Sunday school instruction is wonderful. Instruction at godly Christian schools is beneficial, too. Ultimately, though, the responsibility of guidance rests with the father. If his instruction is godly and complete, the result will be a well-rounded child able to weather life’s storms.
Some may say that a father’s godly training and instruction mean that he is “invading his child’s mind.” This is patent hogwash, just as it has always been. Children need to have their minds invaded. (So do adults for that matter!) Children need not indoctrination but stimulation. Because they are naturally fascinated by the issues that fascinate us, we need to instill our own excitement for the things of God in them.

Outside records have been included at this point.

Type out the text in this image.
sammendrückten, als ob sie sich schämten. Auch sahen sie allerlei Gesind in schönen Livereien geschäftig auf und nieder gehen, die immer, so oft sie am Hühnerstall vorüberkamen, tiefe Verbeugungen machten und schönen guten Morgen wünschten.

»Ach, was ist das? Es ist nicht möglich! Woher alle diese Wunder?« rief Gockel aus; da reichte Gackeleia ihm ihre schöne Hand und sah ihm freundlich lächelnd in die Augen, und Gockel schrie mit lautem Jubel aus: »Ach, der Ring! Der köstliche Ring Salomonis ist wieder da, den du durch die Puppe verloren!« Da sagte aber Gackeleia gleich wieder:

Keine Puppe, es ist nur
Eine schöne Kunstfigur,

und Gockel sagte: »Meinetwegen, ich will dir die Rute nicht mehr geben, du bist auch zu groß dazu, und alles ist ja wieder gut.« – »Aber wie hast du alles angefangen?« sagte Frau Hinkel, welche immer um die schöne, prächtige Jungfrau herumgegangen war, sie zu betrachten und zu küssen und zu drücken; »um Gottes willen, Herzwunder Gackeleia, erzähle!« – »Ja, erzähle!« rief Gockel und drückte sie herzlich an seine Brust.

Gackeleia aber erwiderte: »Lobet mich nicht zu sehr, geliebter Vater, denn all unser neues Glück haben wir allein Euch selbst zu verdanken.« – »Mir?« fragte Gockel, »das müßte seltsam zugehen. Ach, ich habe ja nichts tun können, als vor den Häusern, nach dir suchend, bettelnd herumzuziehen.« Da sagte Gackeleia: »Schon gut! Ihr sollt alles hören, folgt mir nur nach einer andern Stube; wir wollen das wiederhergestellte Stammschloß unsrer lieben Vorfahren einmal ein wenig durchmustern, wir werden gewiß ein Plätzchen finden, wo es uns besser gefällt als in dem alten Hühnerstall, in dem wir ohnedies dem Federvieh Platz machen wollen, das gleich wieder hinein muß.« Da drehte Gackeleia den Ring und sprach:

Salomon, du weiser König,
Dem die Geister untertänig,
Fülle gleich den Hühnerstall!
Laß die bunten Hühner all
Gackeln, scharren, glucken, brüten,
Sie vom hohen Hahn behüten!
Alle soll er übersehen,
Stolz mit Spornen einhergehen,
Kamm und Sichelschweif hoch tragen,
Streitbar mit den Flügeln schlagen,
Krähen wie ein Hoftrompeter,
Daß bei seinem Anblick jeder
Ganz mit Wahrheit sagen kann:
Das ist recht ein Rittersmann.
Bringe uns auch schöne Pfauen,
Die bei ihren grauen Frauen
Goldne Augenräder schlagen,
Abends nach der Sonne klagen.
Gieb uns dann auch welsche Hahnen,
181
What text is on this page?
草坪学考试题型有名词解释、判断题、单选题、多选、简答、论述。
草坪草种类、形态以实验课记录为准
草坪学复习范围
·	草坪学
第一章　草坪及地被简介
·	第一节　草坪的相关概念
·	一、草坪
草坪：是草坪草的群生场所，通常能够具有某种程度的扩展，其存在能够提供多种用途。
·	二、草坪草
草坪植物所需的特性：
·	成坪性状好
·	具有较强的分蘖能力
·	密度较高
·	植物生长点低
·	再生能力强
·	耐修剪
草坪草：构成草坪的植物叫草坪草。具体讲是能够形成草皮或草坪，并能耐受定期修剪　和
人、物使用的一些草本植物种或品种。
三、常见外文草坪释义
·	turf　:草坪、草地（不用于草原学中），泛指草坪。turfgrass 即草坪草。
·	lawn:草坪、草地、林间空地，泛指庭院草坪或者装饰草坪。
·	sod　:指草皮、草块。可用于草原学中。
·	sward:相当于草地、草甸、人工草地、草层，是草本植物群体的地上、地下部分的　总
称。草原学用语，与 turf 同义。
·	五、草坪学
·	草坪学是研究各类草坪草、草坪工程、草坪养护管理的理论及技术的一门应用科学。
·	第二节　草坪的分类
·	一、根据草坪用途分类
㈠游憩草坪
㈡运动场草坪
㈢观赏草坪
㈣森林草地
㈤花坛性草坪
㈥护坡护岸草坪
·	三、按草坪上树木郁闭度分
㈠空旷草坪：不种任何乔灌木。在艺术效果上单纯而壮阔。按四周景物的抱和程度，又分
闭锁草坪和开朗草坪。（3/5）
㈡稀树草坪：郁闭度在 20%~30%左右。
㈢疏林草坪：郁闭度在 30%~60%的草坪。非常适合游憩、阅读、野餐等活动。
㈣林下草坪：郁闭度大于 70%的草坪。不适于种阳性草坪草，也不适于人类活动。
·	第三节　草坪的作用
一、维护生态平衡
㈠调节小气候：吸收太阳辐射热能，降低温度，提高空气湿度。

Now, it must be stated that children need enough “wiggle room” to wrestle with issues themselves. The dinner table should be a place where questions can be asked and doubts expressed. Children must have the opportunity to make their beliefs their own as they work out their faith with fear and trembling—all under the watchful eye of a loving father.
Fatherhood and Christ’s Lordship
The last three words of Paul should not be passed over easily: “of the Lord.” Taken together, these three words are the last word. When all is said and done, all our discipline and instruction must be done in the Lord—and if we are to prevail in this grand challenge of parenting, we must be in the Lord ourselves.
We will teach our children many things, from baseball to baking and from fishing to fashion. Our lessons will range from the sublime to the ridiculous. Underlying it all, though, is the lordship of Christ. Fathers are teachers, but God is the principal. When we exercise discipline, it should be God’s discipline—and when we smile with pride at our children, we know that God smiles with us.